2日付で警察庁長官官房付へ異動する群馬県警の千代延晃平本部長(51)が1日、県警本部で離任会見を行い、「警察の使命は弱者に寄り添い不正と対決すること。コロナ禍などで不安感が漂う中、警察が愚直に使命を果たすことで安心感の拠り所となってほしい」と語り、約2年の在任期間を振り返った。
組織面での成果として、サイバー対策の強化と外国人総合対策を挙げ、前者について「全国に先駆けた体制整備としてサイバーセンターを設置できた。日本最先端のデジタル県を目指す群馬にふさわしい力量を持った組織に進化していってほしい」と語った。

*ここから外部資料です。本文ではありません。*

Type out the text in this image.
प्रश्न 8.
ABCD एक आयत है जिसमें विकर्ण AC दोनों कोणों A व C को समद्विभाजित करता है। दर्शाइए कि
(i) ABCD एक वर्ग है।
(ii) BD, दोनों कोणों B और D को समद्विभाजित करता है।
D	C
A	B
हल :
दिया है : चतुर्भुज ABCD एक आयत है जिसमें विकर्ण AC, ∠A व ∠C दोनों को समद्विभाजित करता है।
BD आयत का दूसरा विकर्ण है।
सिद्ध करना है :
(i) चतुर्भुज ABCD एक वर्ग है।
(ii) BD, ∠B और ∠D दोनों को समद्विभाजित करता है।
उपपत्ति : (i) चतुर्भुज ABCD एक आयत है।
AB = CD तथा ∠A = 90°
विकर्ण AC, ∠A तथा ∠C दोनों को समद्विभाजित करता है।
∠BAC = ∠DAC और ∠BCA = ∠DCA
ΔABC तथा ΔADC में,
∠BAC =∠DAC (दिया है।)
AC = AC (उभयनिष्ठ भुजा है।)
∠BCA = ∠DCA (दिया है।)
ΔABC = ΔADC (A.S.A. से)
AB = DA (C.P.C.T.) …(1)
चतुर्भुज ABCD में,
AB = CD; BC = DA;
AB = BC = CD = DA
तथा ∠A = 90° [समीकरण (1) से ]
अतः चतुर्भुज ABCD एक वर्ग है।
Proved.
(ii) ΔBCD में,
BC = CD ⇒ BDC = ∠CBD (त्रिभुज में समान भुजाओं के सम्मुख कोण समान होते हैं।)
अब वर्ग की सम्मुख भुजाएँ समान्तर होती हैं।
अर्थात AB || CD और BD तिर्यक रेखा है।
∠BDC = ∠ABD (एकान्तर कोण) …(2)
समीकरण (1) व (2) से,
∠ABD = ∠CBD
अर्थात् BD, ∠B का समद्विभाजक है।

後者についても「共生と取り締まりを一体化させた全国のリーディングケースとなるよう」期待を寄せた。
「豊かな自然と温かい心情」を群馬の印象として挙げた上で、「コロナ禍と重なり県内くまなく回ることはかなわなかったが、心豊かに暮らすということを経験できた」と語った。
後任には慶応大教授の小笠原和美氏(50)が着任する。小笠原氏は平成6年に警察庁採用、福島県警警務部長や警視庁広報課長、北海道警函館方面本部長などを経て、令和4年4月から現職。県内では初の女性本部長となる。